Study Shows Bypass Safer than Stents for Diabetics

Analysis finds mortality rates to be 30 percent lower for diabetics treated with bypass.

As doctors worldwide voice concerns about the overuse of stenting, a new study concludes that diabetics with heart disease live longer if treated with coronary bypass surgery rather than stents.

An analysis conducted by researchers at St. Michael’s Hospital in Toronto, Canada, and published in Lancet Diabetes and Endocrinology found that mortality rates are 30 percent lower for diabetics treated with bypass than for those treated with stents. The research team pooled clinical data from more than 30 years of trials and examined results from 3,612 diabetics with heart disease to reach its conclusion.

The discovery is significant and could have wide-ranging public health implications due to the sizable difference in outcomes. Heart disease is the top killer of diabetics; those with the disease represent roughly 25 percent of all patients who undergo coronary artery procedures, according to the hospital. “Although bypass surgery is more invasive than stenting, it is imperative that physicians and patients realize that long-term mortality reduction is best achieved with bypass surgery,” said Subodh Verma, M.D., a cardiac surgeon and principal author of the Lancet analysis. “Physicians must disclose this benefit to the patient to truly obtain informed consent.”

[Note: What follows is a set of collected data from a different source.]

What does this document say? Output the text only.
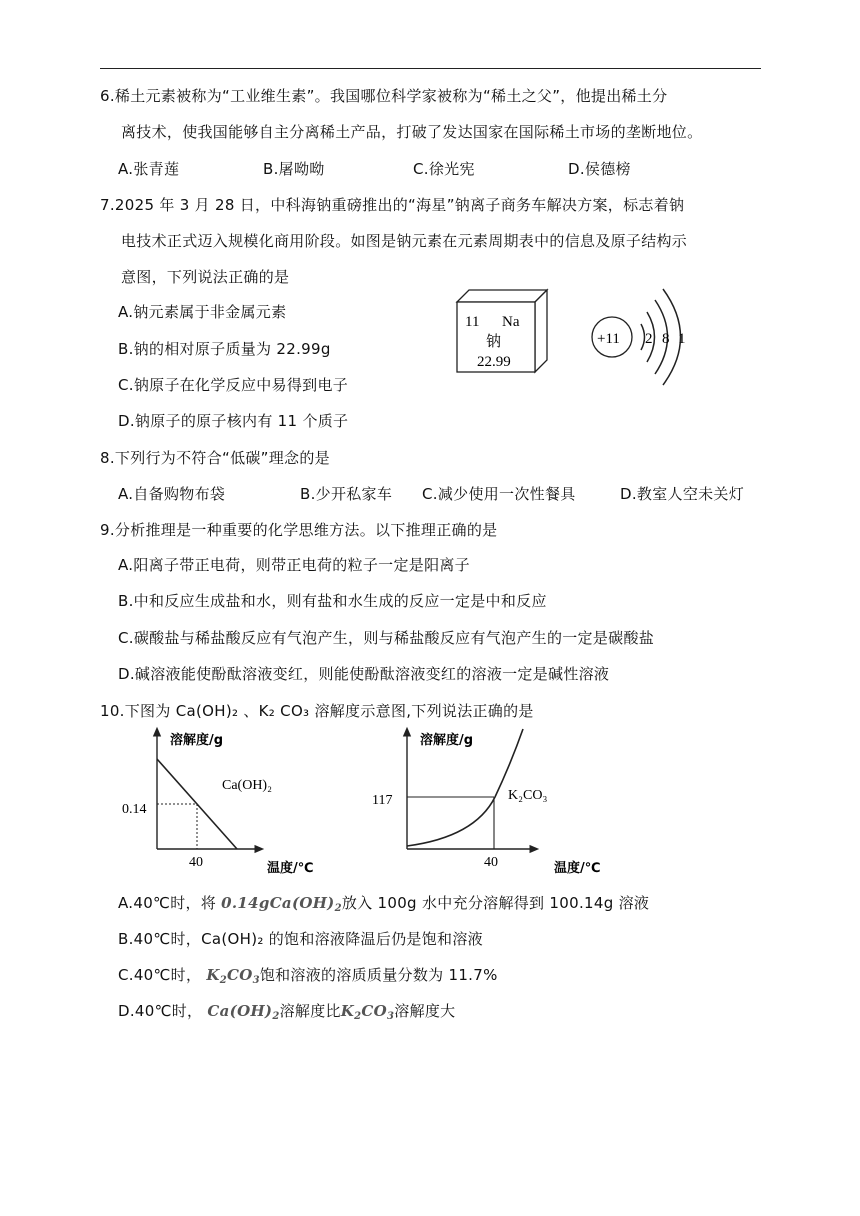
6.稀土元素被称为“工业维生素”。我国哪位科学家被称为“稀土之父”，他提出稀土分
离技术，使我国能够自主分离稀土产品，打破了发达国家在国际稀土市场的垄断地位。
A.张青莲	B.屠呦呦	C.徐光宪	D.侯德榜
7.2025 年 3 月 28 日，中科海钠重磅推出的“海星”钠离子商务车解决方案，标志着钠
电技术正式迈入规模化商用阶段。如图是钠元素在元素周期表中的信息及原子结构示
意图，下列说法正确的是
A.钠元素属于非金属元素
B.钠的相对原子质量为 22.99g
C.钠原子在化学反应中易得到电子
D.钠原子的原子核内有 11 个质子
11 Na
钠
22.99
+11 2 8 1
8.下列行为不符合“低碳”理念的是
A.自备购物布袋	B.少开私家车 C.减少使用一次性餐具	D.教室人空未关灯
9.分析推理是一种重要的化学思维方法。以下推理正确的是
A.阳离子带正电荷，则带正电荷的粒子一定是阳离子
B.中和反应生成盐和水，则有盐和水生成的反应一定是中和反应
C.碳酸盐与稀盐酸反应有气泡产生，则与稀盐酸反应有气泡产生的一定是碳酸盐
D.碱溶液能使酚酞溶液变红，则能使酚酞溶液变红的溶液一定是碱性溶液
10.下图为 Ca(OH)₂ 、K₂ CO₃ 溶解度示意图,下列说法正确的是
溶解度/g
Ca(OH)₂
0.14
40	温度/℃
溶解度/g
K₂CO₃
117
40	温度/℃
A.40℃时，将 $0.14gCa(OH)_2$放入 100g 水中充分溶解得到 100.14g 溶液
B.40℃时，Ca(OH)₂ 的饱和溶液降温后仍是饱和溶液
C.40℃时， $K_2CO_3$饱和溶液的溶质质量分数为 11.7%
D.40℃时， $Ca(OH)_2$溶解度比$K_2CO_3$溶解度大
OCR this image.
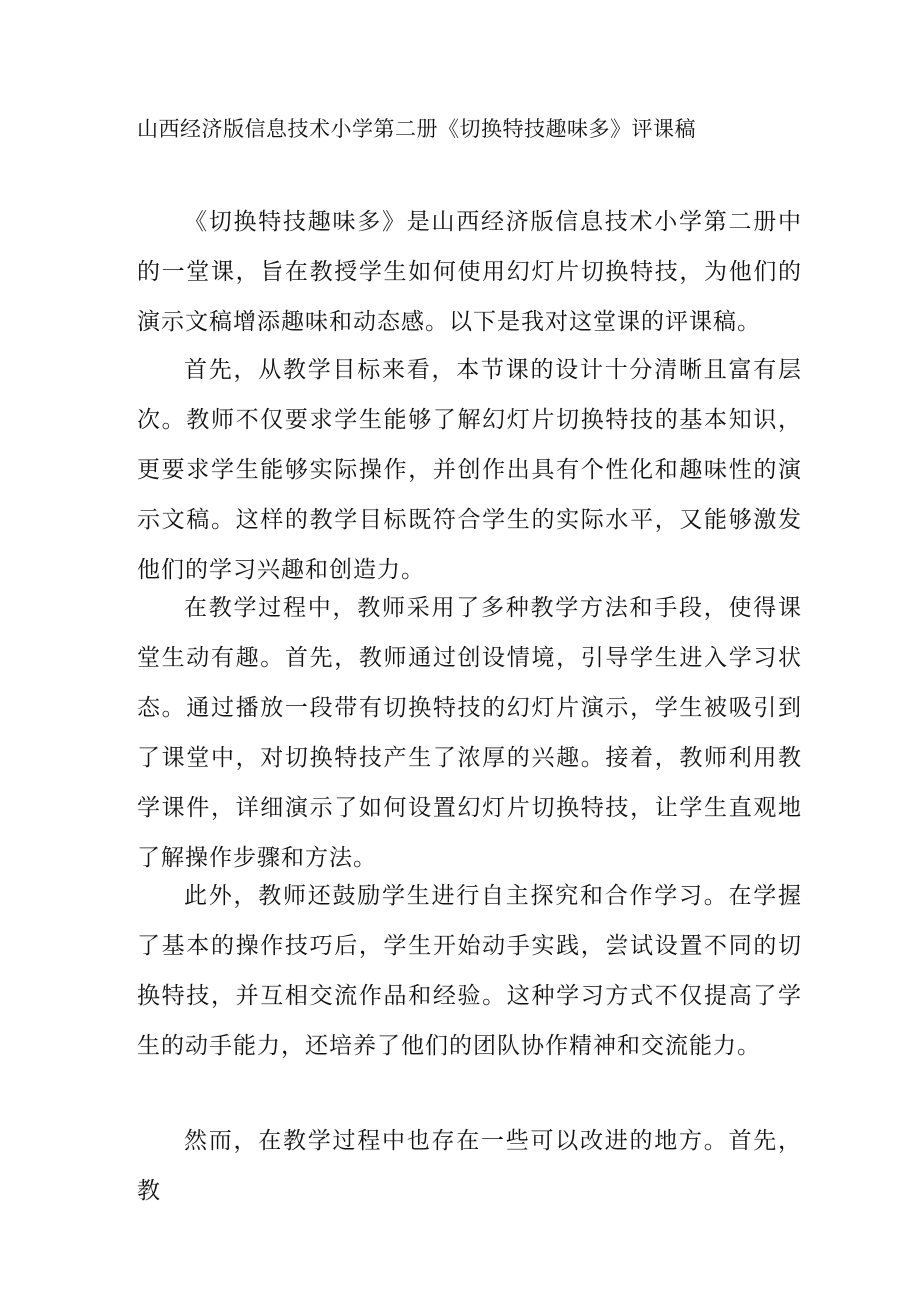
山西经济版信息技术小学第二册《切换特技趣味多》评课稿

《切换特技趣味多》是山西经济版信息技术小学第二册中的一堂课，旨在教授学生如何使用幻灯片切换特技，为他们的演示文稿增添趣味和动态感。以下是我对这堂课的评课稿。

首先，从教学目标来看，本节课的设计十分清晰且富有层次。教师不仅要求学生能够了解幻灯片切换特技的基本知识，更要求学生能够实际操作，并创作出具有个性化和趣味性的演示文稿。这样的教学目标既符合学生的实际水平，又能够激发他们的学习兴趣和创造力。

在教学过程中，教师采用了多种教学方法和手段，使得课堂生动有趣。首先，教师通过创设情境，引导学生进入学习状态。通过播放一段带有切换特技的幻灯片演示，学生被吸引到了课堂中，对切换特技产生了浓厚的兴趣。接着，教师利用教学课件，详细演示了如何设置幻灯片切换特技，让学生直观地了解操作步骤和方法。

此外，教师还鼓励学生进行自主探究和合作学习。在学握了基本的操作技巧后，学生开始动手实践，尝试设置不同的切换特技，并互相交流作品和经验。这种学习方式不仅提高了学生的动手能力，还培养了他们的团队协作精神和交流能力。

然而，在教学过程中也存在一些可以改进的地方。首先，教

Verma and St. Michael’s intensivist Jan Friedrich, M.D., were inspired to compare the two cardiovascular treatments by the intense debate currently raging in the scientific and medical communities. Over the summer, the American Medical Association placed stenting on its list of the five most overused medical interventions, claiming that roughly 10 percent of elective angioplasty-stent procedures (also known as percutaneous coronary intervention) performed nationwide are performed with almost no chance of benefiting patients.

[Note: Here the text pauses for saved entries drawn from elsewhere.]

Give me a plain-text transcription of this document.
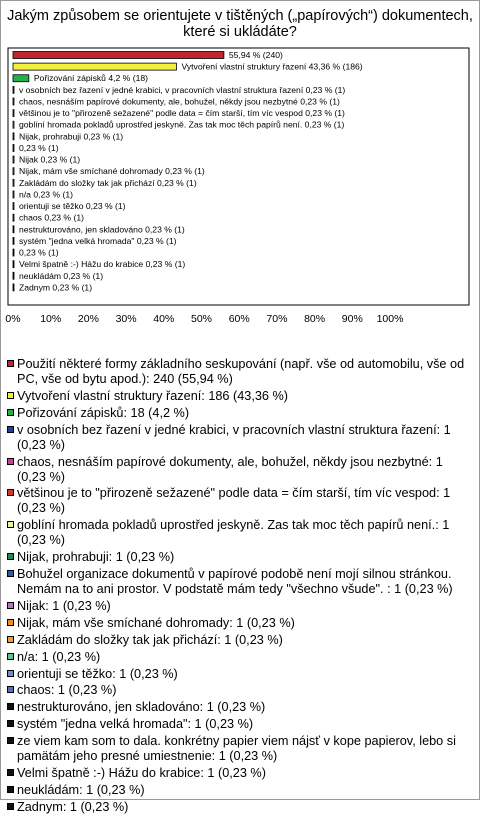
Jakým způsobem se orientujete v tištěných („papírových“) dokumentech, které si ukládáte?
55,94 % (240)
Vytvoření vlastní struktury řazení 43,36 % (186)
Pořizování zápisků 4,2 % (18)
v osobních bez řazení v jedné krabici, v pracovních vlastní struktura řazení 0,23 % (1)
chaos, nesnáším papírové dokumenty, ale, bohužel, někdy jsou nezbytné 0,23 % (1)
většinou je to "přirozeně sežazené" podle data = čím starší, tím víc vespod 0,23 % (1)
goblíní hromada pokladů uprostřed jeskyně. Zas tak moc těch papírů není. 0,23 % (1)
Nijak, prohrabuji 0,23 % (1)
0,23 % (1)
Nijak 0,23 % (1)
Nijak, mám vše smíchané dohromady 0,23 % (1)
Zakládám do složky tak jak přichází 0,23 % (1)
n/a 0,23 % (1)
orientuji se těžko 0,23 % (1)
chaos 0,23 % (1)
nestrukturováno, jen skladováno 0,23 % (1)
systém "jedna velká hromada" 0,23 % (1)
0,23 % (1)
Velmi špatně :-) Hážu do krabice 0,23 % (1)
neukládám 0,23 % (1)
Zadnym 0,23 % (1)
0% 10% 20% 30% 40% 50% 60% 70% 80% 90% 100%
Použití některé formy základního seskupování (např. vše od automobilu, vše od PC, vše od bytu apod.): 240 (55,94 %)
Vytvoření vlastní struktury řazení: 186 (43,36 %)
Pořizování zápisků: 18 (4,2 %)
v osobních bez řazení v jedné krabici, v pracovních vlastní struktura řazení: 1 (0,23 %)
chaos, nesnáším papírové dokumenty, ale, bohužel, někdy jsou nezbytné: 1 (0,23 %)
většinou je to "přirozeně sežazené" podle data = čím starší, tím víc vespod: 1 (0,23 %)
goblíní hromada pokladů uprostřed jeskyně. Zas tak moc těch papírů není.: 1 (0,23 %)
Nijak, prohrabuji: 1 (0,23 %)
Bohužel organizace dokumentů v papírové podobě není mojí silnou stránkou. Nemám na to ani prostor. V podstatě mám tedy "všechno všude". : 1 (0,23 %)
Nijak: 1 (0,23 %)
Nijak, mám vše smíchané dohromady: 1 (0,23 %)
Zakládám do složky tak jak přichází: 1 (0,23 %)
n/a: 1 (0,23 %)
orientuji se těžko: 1 (0,23 %)
chaos: 1 (0,23 %)
nestrukturováno, jen skladováno: 1 (0,23 %)
systém "jedna velká hromada": 1 (0,23 %)
ze viem kam som to dala. konkrétny papier viem nájsť v kope papierov, lebo si pamätám jeho presné umiestnenie: 1 (0,23 %)
Velmi špatně :-) Hážu do krabice: 1 (0,23 %)
neukládám: 1 (0,23 %)
Zadnym: 1 (0,23 %)
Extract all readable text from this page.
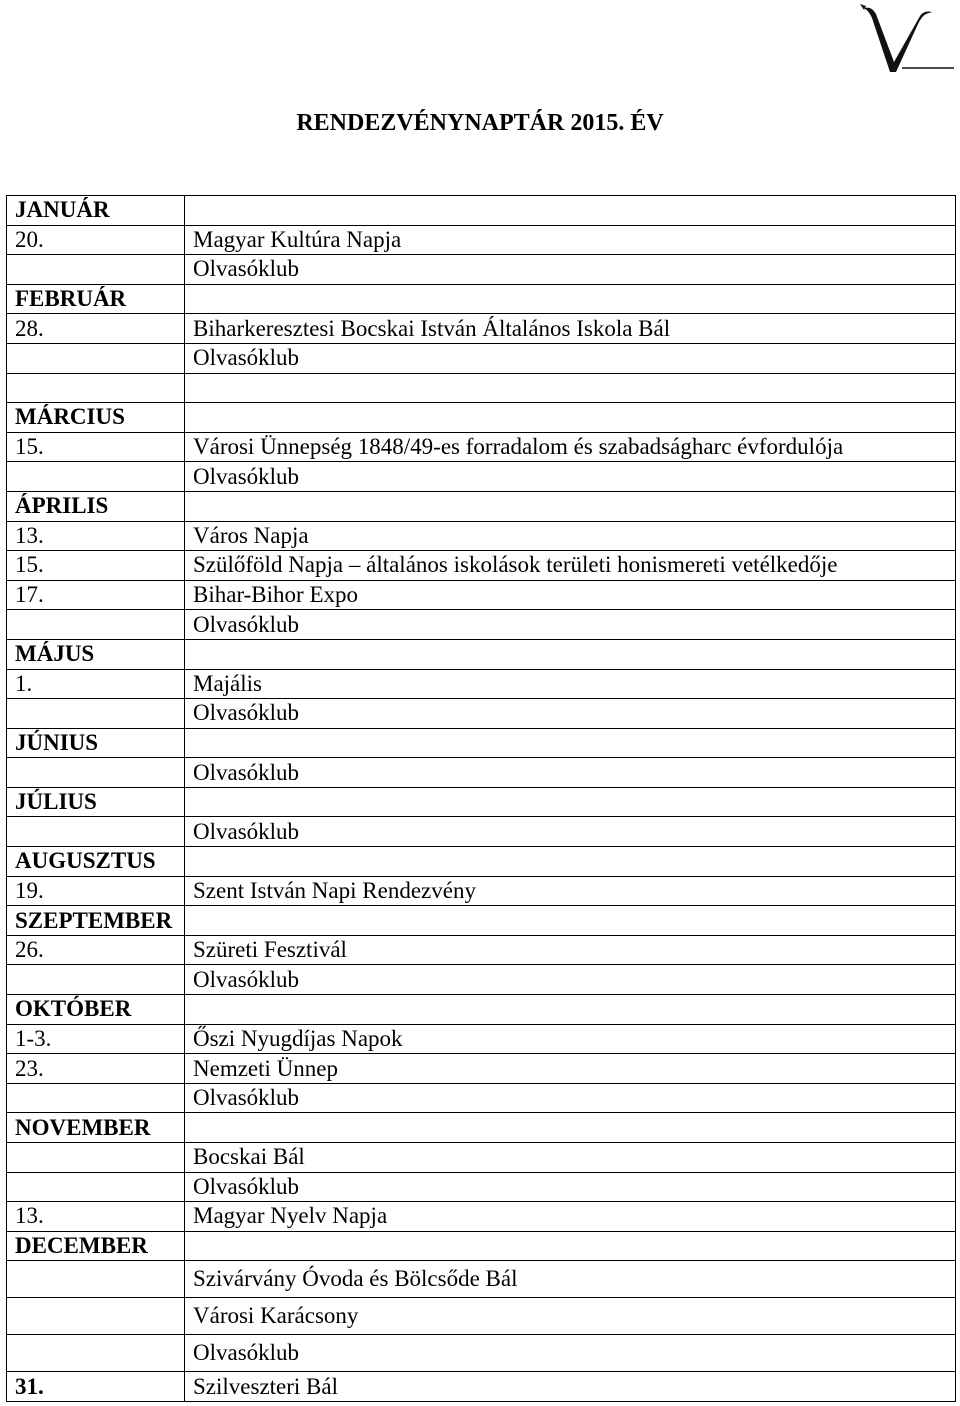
RENDEZVÉNYNAPTÁR 2015. ÉV
JANUÁR	
20.	Magyar Kultúra Napja
	Olvasóklub
FEBRUÁR	
28.	Biharkeresztesi Bocskai István Általános Iskola Bál
	Olvasóklub

MÁRCIUS	
15.	Városi Ünnepség 1848/49-es forradalom és szabadságharc évfordulója
	Olvasóklub
ÁPRILIS	
13.	Város Napja
15.	Szülőföld Napja – általános iskolások területi honismereti vetélkedője
17.	Bihar-Bihor Expo
	Olvasóklub
MÁJUS	
1.	Majális
	Olvasóklub
JÚNIUS	
	Olvasóklub
JÚLIUS	
	Olvasóklub
AUGUSZTUS	
19.	Szent István Napi Rendezvény
SZEPTEMBER	
26.	Szüreti Fesztivál
	Olvasóklub
OKTÓBER	
1-3.	Őszi Nyugdíjas Napok
23.	Nemzeti Ünnep
	Olvasóklub
NOVEMBER	
	Bocskai Bál
	Olvasóklub
13.	Magyar Nyelv Napja
DECEMBER	
	Szivárvány Óvoda és Bölcsőde Bál
	Városi Karácsony
	Olvasóklub
31.	Szilveszteri Bál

Researchers could not explain the improved life expectancy of diabetics treated with coronary bypass surgery (CABG), though Verma suspects it may be tied to the extensive and diffuse blockages that are best treated through bypass. They did, however, learn that CABG procedures carry an increased risk of non-fatal strokes in diabetics, a “side effect” that could be could be caused by the heart’s stoppage during the procedure.

Verma noted the decision between CABG and stenting rests with cardiologists, who generally performing stenting (bypass surgeries are performed by cardiac sugeons). “Despite guidelines from the American Heart Association and the American College of Cardiology advocating for bypasses over stents, until joint decision-making between a cardiologist and cardiac surgeon is facilitated, these findings will be difficult to translate into clinical practice.”

The European Society of Cardiology supports the concept of a Heart Team, wherein a surgeon, interventionalist, cardiologist and other specialties work together to decide on a course of treatment.

The study was funded by the Canadian Institutes of Health Research, the Heart and Stroke Foundation of Canada, and the Canada Research Chairs program.